Live embedding result
| Item | Result |
|---|---|
| Source family | workflow_seed |
| Repaired chunks materialized | 5,000 |
| Existing workflow_seed vectors before live run | 500 |
| Dry-run new candidates | 4,500 |
| Live embedded new vectors | 4,500 |
| Failed Gemini rows | 0 |
| Total Gemini vectors | 12,066 |
| Workflow seed vectors | 5,000 |
| Workflow vectors overall | 5,099 |
| Known-pair cosine gap | 0.190463 |
| Stale vectors | 0 |
Authority and validation state
| Gate or receipt | Result |
|---|---|
| Semantic QA before live | 50 / 50 pass |
| Semantic QA after live | 50 / 50 pass |
ain-506-p0-gate | pass |
ain-510-retrieval-promotion-gate | promotion_ready |
production-chunk-vector-reconciliation | pass |
source-authority-registry-v2 | pass |
artifact-exposure-scan | 0 active findings |
validate | pass |
| Counter | Value |
|---|---|
| Combined chunk authority | 327,519 |
| Vector rows | 12,066 |
| Matched vectors | 12,066 |
| Unvectorized chunks | 315,453 |
| BLS OEWS occupation rows | 1,103 |
| BLS OEWS wage/employment rows | 1,103 |
Important artifacts
The durable proof lives in the validation receipts, especially production_embedding_repaired_corpus_v1__source_family=workflow_seed.json, production_embedding_semantic_qa_v1__source_family=workflow_seed__input=repaired.json, ain_506_live_gemini_embedding_run_v1.json, ain_510_retrieval_promotion_gate_v1.json, production_chunk_vector_reconciliation_v1.json, source_authority_registry_v2.json, artifact_exposure_scan_v1.json, and full_validation.json.
Commands run
uv run aina-data-engine --root /srv/aina/aina-data-engine-room production-embedding-repaired-corpus --source-family workflow_seed --limit 5000 --shard-size 1000 uv run aina-data-engine --root /srv/aina/aina-data-engine-room production-embedding-semantic-qa --source-family workflow_seed --include-repaired --limit 50 uv run aina-data-engine --root /srv/aina/aina-data-engine-room gemini-embedding-run --source-family workflow_seed --include-repaired --dry-run --max-new 5000 --selection-mode progressive uv run aina-data-engine --root /srv/aina/aina-data-engine-room ain-506-p0-gate uv run aina-data-engine --root /srv/aina/aina-data-engine-room gemini-embedding-run --source-family workflow_seed --include-repaired --max-new 5000 --selection-mode progressive --allow-live-gemini --confirm-paid-api --workers 8 --timeout-seconds 60 --write-every 250 uv run aina-data-engine --root /srv/aina/aina-data-engine-room ain-510-retrieval-promotion-gate uv run aina-data-engine --root /srv/aina/aina-data-engine-room production-chunk-vector-reconciliation uv run aina-data-engine --root /srv/aina/aina-data-engine-room source-authority-registry-v2 uv run aina-data-engine --root /srv/aina/aina-data-engine-room production-runtime-readiness uv run aina-data-engine --root /srv/aina/aina-data-engine-room artifact-exposure-scan uv run aina-data-engine --root /srv/aina/aina-data-engine-room docs-frontmatter-check uv run aina-data-engine --root /srv/aina/aina-data-engine-room validate
What remains
The next M2 ladder step is workflow_seed 25k, but not as a blind live run. First materialize the larger repaired corpus, run another 50-row semantic QA sample, and dry-run candidate selection. Only proceed if repair quality, AIN-510, artifact exposure, and runtime boundaries remain green.

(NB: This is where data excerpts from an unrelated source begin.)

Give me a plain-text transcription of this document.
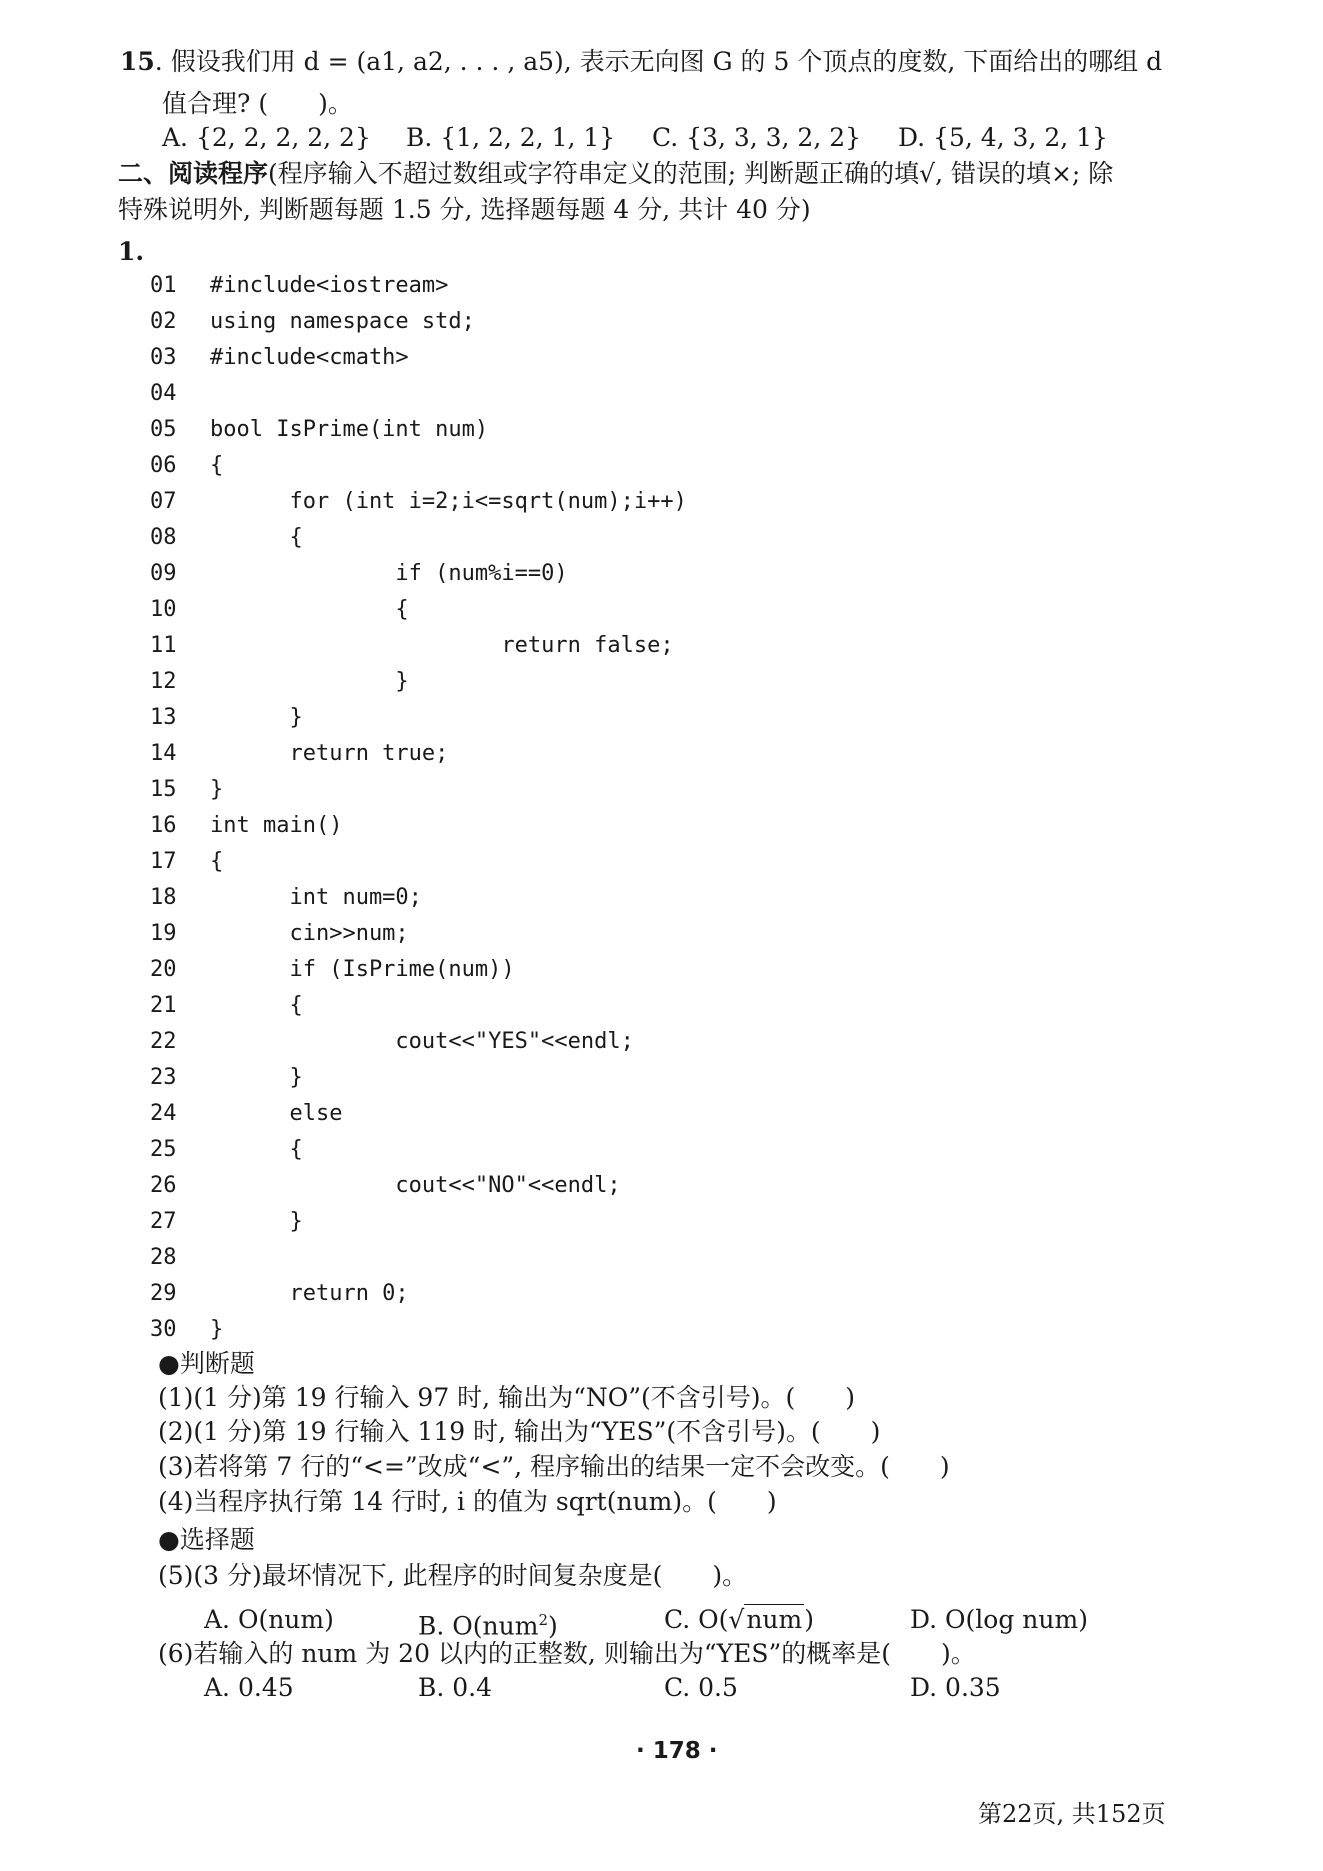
15. 假设我们用 d = (a1, a2, . . . , a5), 表示无向图 G 的 5 个顶点的度数, 下面给出的哪组 d
值合理? (　　)。
A. {2, 2, 2, 2, 2} B. {1, 2, 2, 1, 1} C. {3, 3, 3, 2, 2} D. {5, 4, 3, 2, 1}
二、阅读程序(程序输入不超过数组或字符串定义的范围; 判断题正确的填√, 错误的填×; 除
特殊说明外, 判断题每题 1.5 分, 选择题每题 4 分, 共计 40 分)
1.
01 #include<iostream>
02 using namespace std;
03 #include<cmath>
04
05 bool IsPrime(int num)
06 {
07      for (int i=2;i<=sqrt(num);i++)
08      {
09              if (num%i==0)
10              {
11                      return false;
12              }
13      }
14      return true;
15 }
16 int main()
17 {
18      int num=0;
19      cin>>num;
20      if (IsPrime(num))
21      {
22              cout<<"YES"<<endl;
23      }
24      else
25      {
26              cout<<"NO"<<endl;
27      }
28
29      return 0;
30 }
●判断题
(1)(1 分)第 19 行输入 97 时, 输出为“NO”(不含引号)。(　　)
(2)(1 分)第 19 行输入 119 时, 输出为“YES”(不含引号)。(　　)
(3)若将第 7 行的“<=”改成“<”, 程序输出的结果一定不会改变。(　　)
(4)当程序执行第 14 行时, i 的值为 sqrt(num)。(　　)
●选择题
(5)(3 分)最坏情况下, 此程序的时间复杂度是(　　)。
A. O(num)	B. O(num$^2$)	C. O(√num)	D. O(log num)
(6)若输入的 num 为 20 以内的正整数, 则输出为“YES”的概率是(　　)。
A. 0.45	B. 0.4	C. 0.5	D. 0.35
· 178 ·
第22页, 共152页
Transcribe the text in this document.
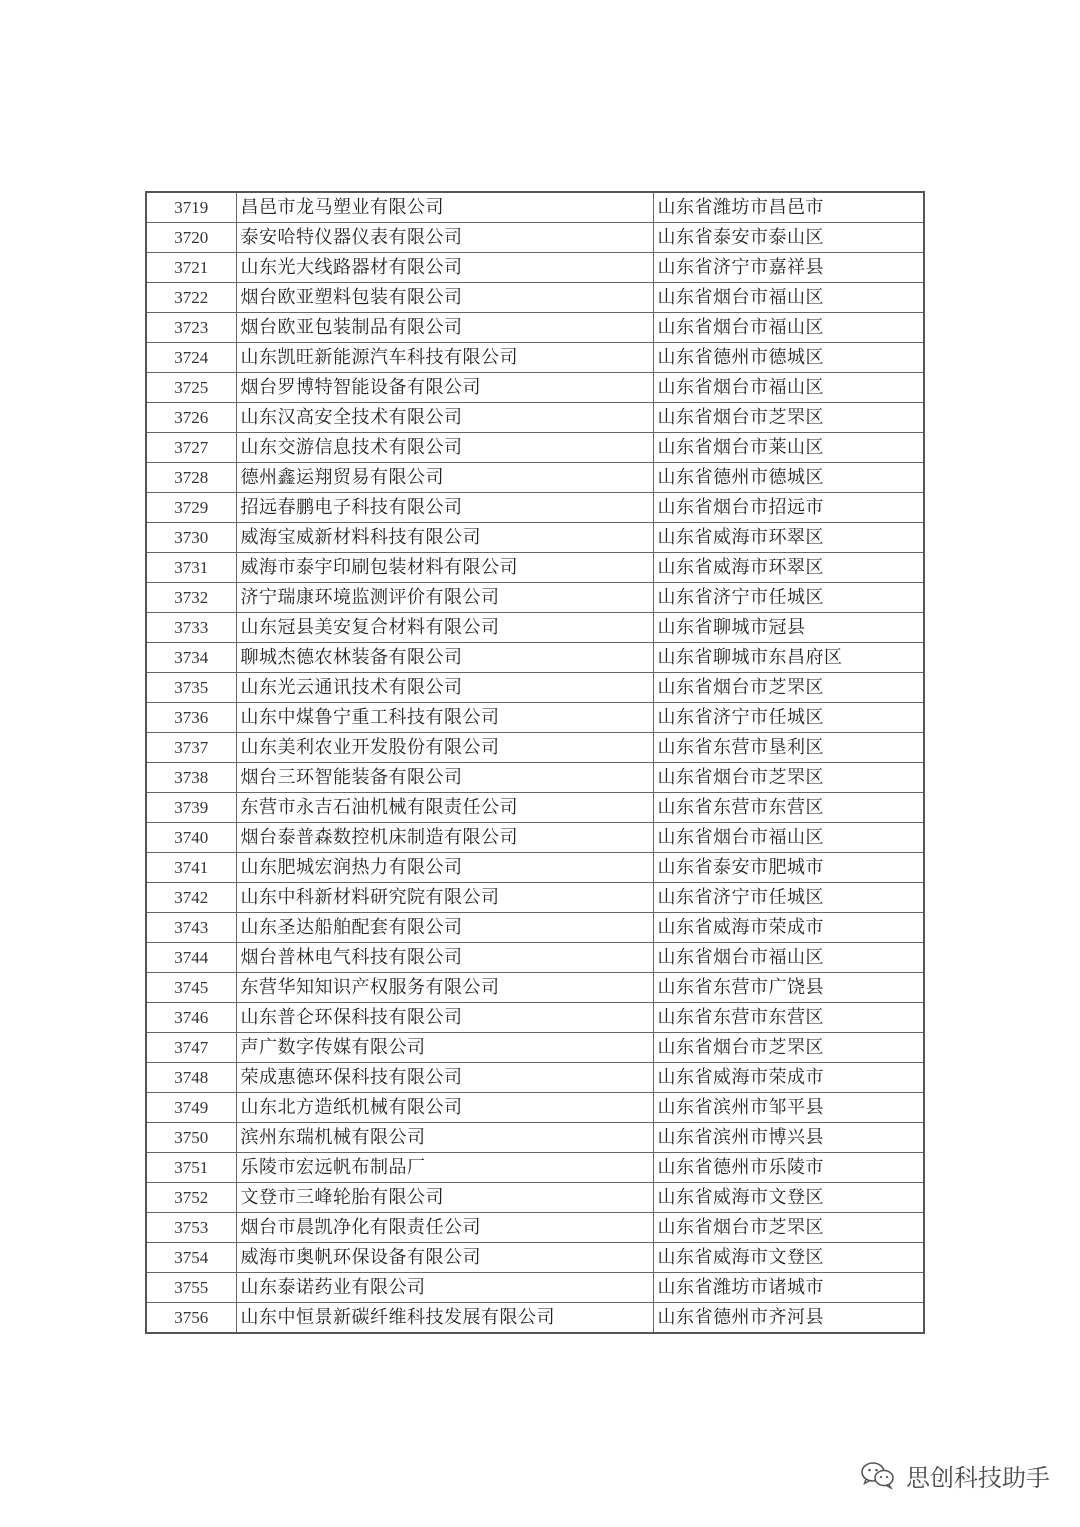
3719	昌邑市龙马塑业有限公司	山东省潍坊市昌邑市
3720	泰安哈特仪器仪表有限公司	山东省泰安市泰山区
3721	山东光大线路器材有限公司	山东省济宁市嘉祥县
3722	烟台欧亚塑料包装有限公司	山东省烟台市福山区
3723	烟台欧亚包装制品有限公司	山东省烟台市福山区
3724	山东凯旺新能源汽车科技有限公司	山东省德州市德城区
3725	烟台罗博特智能设备有限公司	山东省烟台市福山区
3726	山东汉高安全技术有限公司	山东省烟台市芝罘区
3727	山东交游信息技术有限公司	山东省烟台市莱山区
3728	德州鑫运翔贸易有限公司	山东省德州市德城区
3729	招远春鹏电子科技有限公司	山东省烟台市招远市
3730	威海宝威新材料科技有限公司	山东省威海市环翠区
3731	威海市泰宇印刷包装材料有限公司	山东省威海市环翠区
3732	济宁瑞康环境监测评价有限公司	山东省济宁市任城区
3733	山东冠县美安复合材料有限公司	山东省聊城市冠县
3734	聊城杰德农林装备有限公司	山东省聊城市东昌府区
3735	山东光云通讯技术有限公司	山东省烟台市芝罘区
3736	山东中煤鲁宁重工科技有限公司	山东省济宁市任城区
3737	山东美利农业开发股份有限公司	山东省东营市垦利区
3738	烟台三环智能装备有限公司	山东省烟台市芝罘区
3739	东营市永吉石油机械有限责任公司	山东省东营市东营区
3740	烟台泰普森数控机床制造有限公司	山东省烟台市福山区
3741	山东肥城宏润热力有限公司	山东省泰安市肥城市
3742	山东中科新材料研究院有限公司	山东省济宁市任城区
3743	山东圣达船舶配套有限公司	山东省威海市荣成市
3744	烟台普林电气科技有限公司	山东省烟台市福山区
3745	东营华知知识产权服务有限公司	山东省东营市广饶县
3746	山东普仑环保科技有限公司	山东省东营市东营区
3747	声广数字传媒有限公司	山东省烟台市芝罘区
3748	荣成惠德环保科技有限公司	山东省威海市荣成市
3749	山东北方造纸机械有限公司	山东省滨州市邹平县
3750	滨州东瑞机械有限公司	山东省滨州市博兴县
3751	乐陵市宏远帆布制品厂	山东省德州市乐陵市
3752	文登市三峰轮胎有限公司	山东省威海市文登区
3753	烟台市晨凯净化有限责任公司	山东省烟台市芝罘区
3754	威海市奥帆环保设备有限公司	山东省威海市文登区
3755	山东泰诺药业有限公司	山东省潍坊市诸城市
3756	山东中恒景新碳纤维科技发展有限公司	山东省德州市齐河县
思创科技助手
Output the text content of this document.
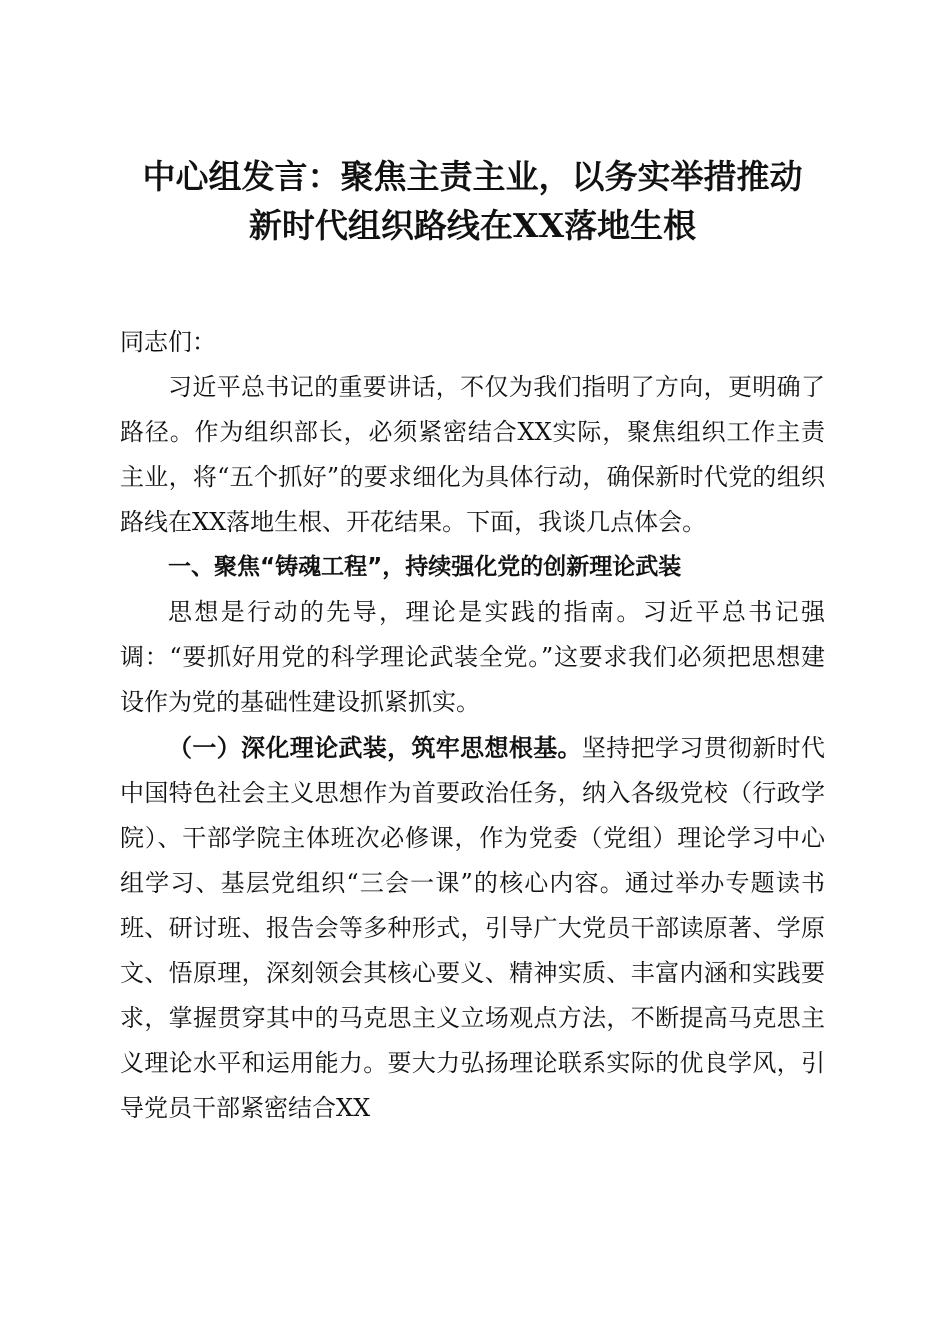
中心组发言：聚焦主责主业，以务实举措推动
新时代组织路线在XX落地生根

同志们：

习近平总书记的重要讲话，不仅为我们指明了方向，更明确了路径。作为组织部长，必须紧密结合XX实际，聚焦组织工作主责主业，将“五个抓好”的要求细化为具体行动，确保新时代党的组织路线在XX落地生根、开花结果。下面，我谈几点体会。

一、聚焦“铸魂工程”，持续强化党的创新理论武装

思想是行动的先导，理论是实践的指南。习近平总书记强调：“要抓好用党的科学理论武装全党。”这要求我们必须把思想建设作为党的基础性建设抓紧抓实。

（一）深化理论武装，筑牢思想根基。坚持把学习贯彻新时代中国特色社会主义思想作为首要政治任务，纳入各级党校（行政学院）、干部学院主体班次必修课，作为党委（党组）理论学习中心组学习、基层党组织“三会一课”的核心内容。通过举办专题读书班、研讨班、报告会等多种形式，引导广大党员干部读原著、学原文、悟原理，深刻领会其核心要义、精神实质、丰富内涵和实践要求，掌握贯穿其中的马克思主义立场观点方法，不断提高马克思主义理论水平和运用能力。要大力弘扬理论联系实际的优良学风，引导党员干部紧密结合XX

cd /srv/aina/aina-data-engine-room git status --short --branch uv run aina-data-engine --root /srv/aina/aina-data-engine-room validate uv run aina-data-engine --root /srv/aina/aina-data-engine-room production-embedding-repaired-corpus --source-family workflow_seed --limit 25000 --shard-size 2500 uv run aina-data-engine --root /srv/aina/aina-data-engine-room production-embedding-semantic-qa --source-family workflow_seed --include-repaired --limit 50 uv run aina-data-engine --root /srv/aina/aina-data-engine-room gemini-embedding-run --source-family workflow_seed --include-repaired --dry-run --max-new 25000 --selection-mode progressive
Start with the 25k dry-run ladder, not batch. The 5k proof is strong, but it is still a source-family proof, not a license to embed noisy or unrelated data.